Dr. Cortez took data gathered in past studies, of phages eating cholera bacteria, mink eating muskrats, and gyrfalcons eating rock ptarmigans, and plugged them into one of two ecological math models, which include fitness levels as variable.
Out popped the surprise: in all of those relationships, prey populations actually rose in response to predator increases. In fact, they followed them by between a quarter cycle and a half cycle.
Why would this happen?
"The prediction would be that the prey are eating the predators, but that's completely wrong," says Cortez.
The mechanism behind it, which depends not only on populations' fluctuating numbers, but also on their fluctuating levels of evolutionary fitness, is quite a bit more complex than the Lotka-Volterra model.
Imagine a community in which a small population of "fit," hard-to-catch prey – perhaps lightning-fast mice – interact with a large population of not-very-effective predators, like visually impaired hawks. Because of the imbalance, the hawk population drops, with only enough food to sustain the very sharpest-eyed among them. The disappearance of so many predators allows the swift mice to become numerous, and at this point we see a reversal of the Lotka-Volterra model: a population peak of inept predators actually leads to a population peak of adept prey.
This abundance of mice, of course, gives the few surviving sharp-eyed hawks fodder to multiply, thus creating a large population of adept hunters. And this population drives the mouse population back down. Now, because the mice are outnumbered by terribly keen-eyed hunters, their genius for lickety-split scampering stops being much of a defense.
At this point – and this is the tricky part – it actually behooves the evolving community of mice to trade in their speed for another quality, perhaps higher litter size. The population of these slow mice is quickly driven down by the hawkish hawks, at which point, surrounded by defenseless prey, the hawks no longer need to be quite so keen-eyed. So they revert to their previous myopia, in exchange for for some more advantageous trait, such as strong memory. The abundance of vision-impaired raptors makes it worthwhile for the mice to re-evolve great running skills, and the cycle begins again.
For this reversal to happen, the relationship needs to foster a brisk pace of evolution. Cortez' team identified three main conditions that enable this:
• Predators' skill sets need to be full of trade-offs. Meaning that, for hawks' hunting aptitude to be as elastic as it is in the scenario above, an improvement in vision must lead to a loss in some other quality – which is related to survival but not hunting – and vice versa.
• The relationship between the two species needs to favor "extreme phenotypes," like lightning-fast scampering or enormous litters, rather than a stable balance of decent speed and moderate litter sizes.
• The defenses of fit prey animals, like fabulous speed, must be effective deterrents against weak hunters, like half-blind hawks.

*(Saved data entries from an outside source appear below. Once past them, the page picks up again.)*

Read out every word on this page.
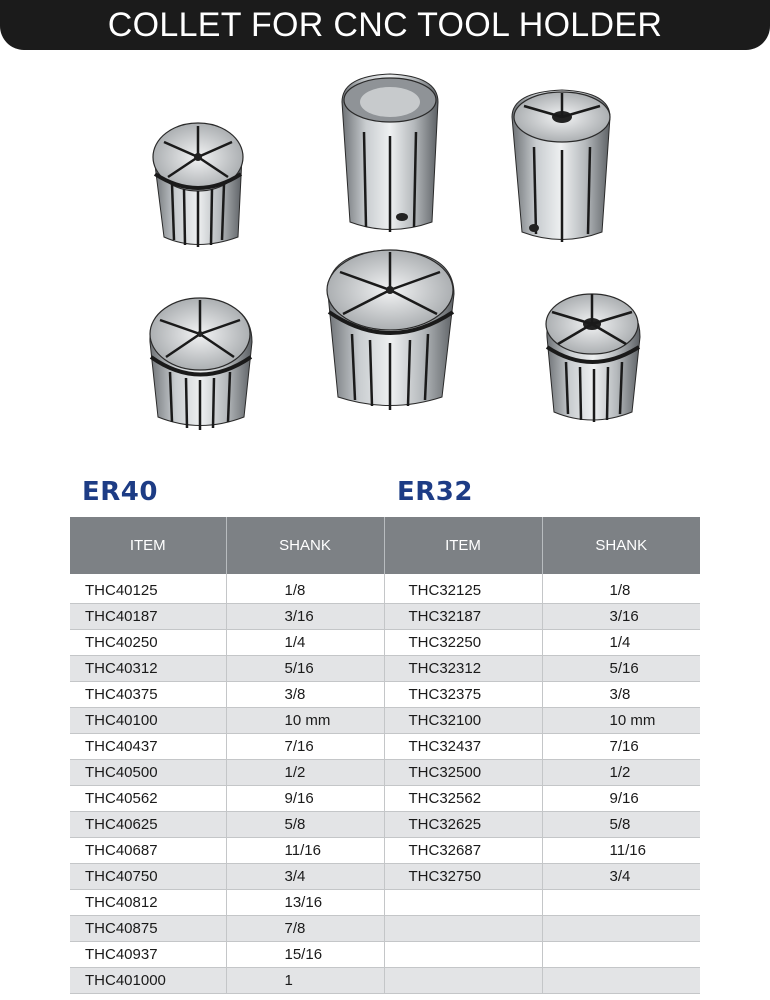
COLLET FOR CNC TOOL HOLDER
ER40	ER32
ITEM	SHANK	ITEM	SHANK

THC40125	1/8	THC32125	1/8
THC40187	3/16	THC32187	3/16
THC40250	1/4	THC32250	1/4
THC40312	5/16	THC32312	5/16
THC40375	3/8	THC32375	3/8
THC40100	10 mm	THC32100	10 mm
THC40437	7/16	THC32437	7/16
THC40500	1/2	THC32500	1/2
THC40562	9/16	THC32562	9/16
THC40625	5/8	THC32625	5/8
THC40687	11/16	THC32687	11/16
THC40750	3/4	THC32750	3/4
THC40812	13/16		
THC40875	7/8		
THC40937	15/16		
THC401000	1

The new model, a so-called "clockwise" pattern of prey and predator populations, is likely to change how ecologists predict population dynamics. "I think the important part to take from it, is that when studying populations and their fluctuations over time, it's important not just to measure the total numbers of things, but also to measure their different phenotypes," says Cortez.
"The most exciting part to me, is that you have this 90- or 100-year old prediction from some of the founders of mathematic ecology, who predicted that predator and prey cycles should have a certain shape," he adds. "This has been consistent until maybe 10 years ago. My work has sort of shown that, when you have evolution or genetic diversity in popultions, you can actually completely reverse that. To people who have spend their careers on this, it is pretty mind-boggling that you can have adaptation reversing an ecological dynamic."